Why Weekly Check-Ins Matter More Than We Think

One of the things I appreciated most in this episode is that Marcus did not stop with the idea. He offered a practice.

His recommendation was deceptively simple: every leader should have a short weekly check-in with each team member, ideally around fifteen minutes. The purpose is not status reporting in the usual sense. It is to ask how the person felt about last week, what they are focused on this week, and how the leader can help. Marcus described this as a frequent, light-touch form of attention that communicates care and creates a rhythm of support.

I love this because it is both deeply relational and operationally concrete. It makes love visible in leadership behavior. It also aligns with what so much leadership research has shown for years: people thrive when they feel noticed, supported, and connected to their manager in a way that is consistent rather than episodic.

There is also something important in the regularity of it. A loving culture is not built through occasional grand gestures. It is built through repeated attention.

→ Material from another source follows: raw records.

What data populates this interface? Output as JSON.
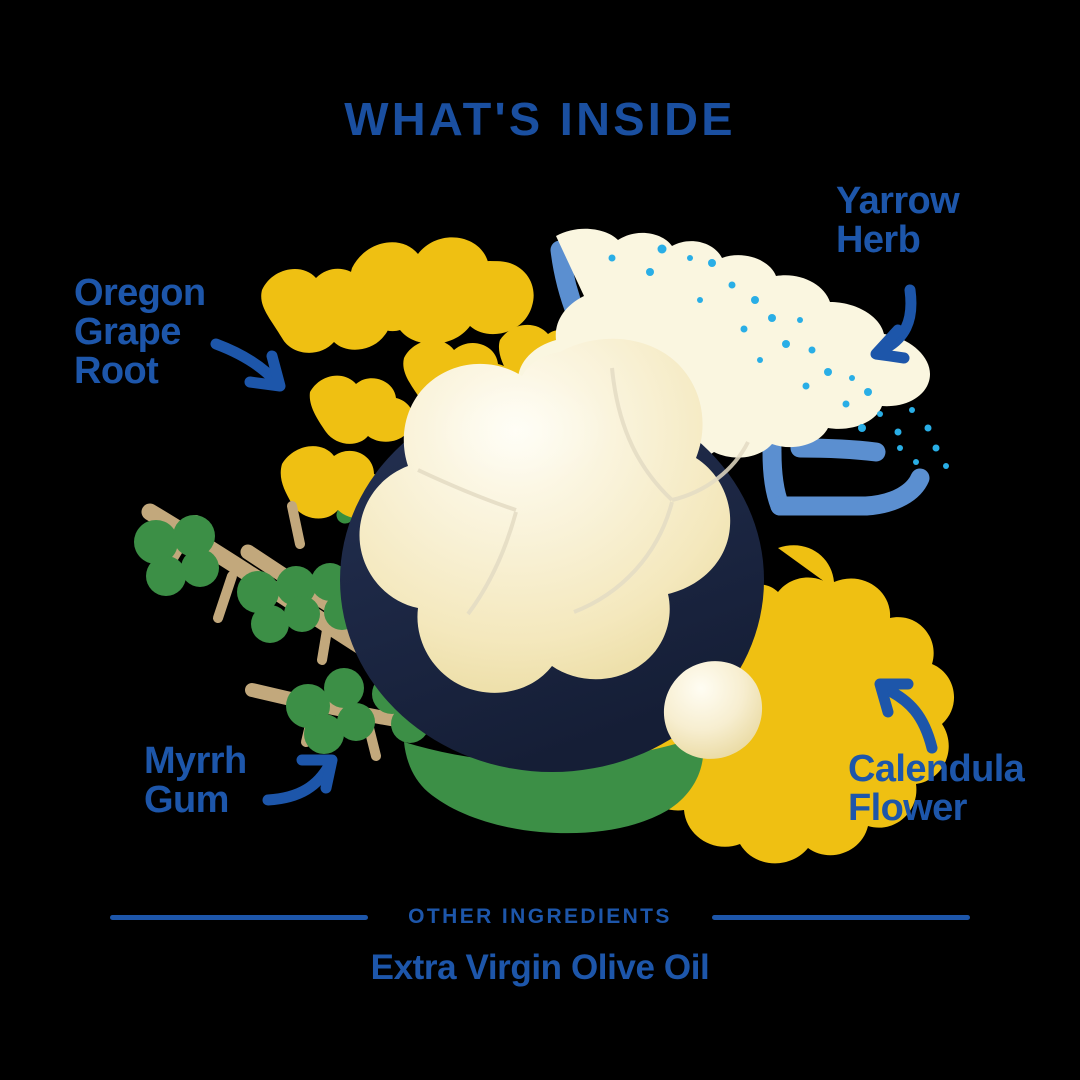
{
  "title": "WHAT'S INSIDE",
  "callouts": [
    {
      "id": "oregon",
      "name": "oregon-grape-root",
      "lines": [
        "Oregon",
        "Grape",
        "Root"
      ],
      "arrow": "curved-arrow-down-right"
    },
    {
      "id": "yarrow",
      "name": "yarrow-herb",
      "lines": [
        "Yarrow",
        "Herb"
      ],
      "arrow": "curved-arrow-down-left"
    },
    {
      "id": "myrrh",
      "name": "myrrh-gum",
      "lines": [
        "Myrrh",
        "Gum"
      ],
      "arrow": "curved-arrow-up-right"
    },
    {
      "id": "calendula",
      "name": "calendula-flower",
      "lines": [
        "Calendula",
        "Flower"
      ],
      "arrow": "curved-arrow-up-left"
    }
  ],
  "footer": {
    "label": "OTHER INGREDIENTS",
    "value": "Extra Virgin Olive Oil"
  },
  "colors": {
    "background": "#000000",
    "brand_blue": "#1d56aa",
    "title_blue": "#1a4fa0",
    "petal_yellow": "#efc012",
    "stem_green": "#388f3f",
    "leaf_green": "#3c8f46",
    "salve_cream": "#f7efcf",
    "salve_highlight": "#fffdf2",
    "yarrow_ivory": "#faf6e0",
    "yarrow_dot_cyan": "#29aee6",
    "yarrow_stem_blue": "#5b8fd0",
    "myrrh_branch_tan": "#c2a87c",
    "tin_navy": "#1b2642"
  },
  "illustration": {
    "elements": [
      "oregon-grape-root-flowers",
      "yarrow-herb-cluster",
      "myrrh-gum-branches",
      "calendula-flower-petals",
      "salve-dollop",
      "salve-tin"
    ]
  }
}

Actionable Leadership Lessons From Marcus Buckingham

What I hope leaders take from this conversation is not simply the inspiration of a bold idea, but the discipline of applying it. Marcus’s argument becomes much more powerful once you translate it into daily leadership behavior.

A useful place to begin is by paying attention to the experiences you are already creating. If you are a leader, you do not need to wait for a culture initiative or a larger strategy document to design more love into the way people experience work. You can start by asking whether your team interactions are merely efficient or whether they are also affirming, trust-building, and human.

That might mean using a simple “love that / didn’t love that” question to notice which parts of the employee or customer experience are genuinely energizing and which ones feel thin or transactional. Marcus spoke about this “love that slider” as a way to bring more attention to where love is present and where neglect is creeping in.

It might also mean putting weekly check-ins on the calendar and protecting them as non-negotiable moments of attention. If a leader has too many direct reports to do that well, that is important information about the structure of the role, not evidence that the practice is unrealistic.

And it may mean rethinking how change, pressure, and difficult business decisions are communicated. One of the strongest undertones in this conversation was that leaders do not get to separate what they are doing from how they are doing it. The human impact of a decision is part of the decision.

Designing Love In, Not Waiting for It to Appear

What I appreciate most about Marcus’s perspective is that it is not passive. He is not asking leaders to feel more sentimental. He is asking them to become more intentional.

That is a much stronger invitation.

It asks leaders to consider whether the cultures they are building are animated by fear or by care. It asks them to notice whether they are creating “fine” experiences or genuinely energizing ones. It asks them to stop treating love as a private feeling and start treating it as something that can be embedded into the design of work itself.

For me, that is what made this conversation so rich. It named something many people instinctively know but have not had language for: that the best organizations do not just produce results. They create conditions where people can flourish while producing them.

And in a world where so much feels transactional, accelerated, and uncertain, that is not a small thing. It may be one of the most strategically important things a leader can do. Love is part of how people give their best.

That is what Marcus Buckingham reminded me of.

And I think it is a lesson leaders need now more than ever.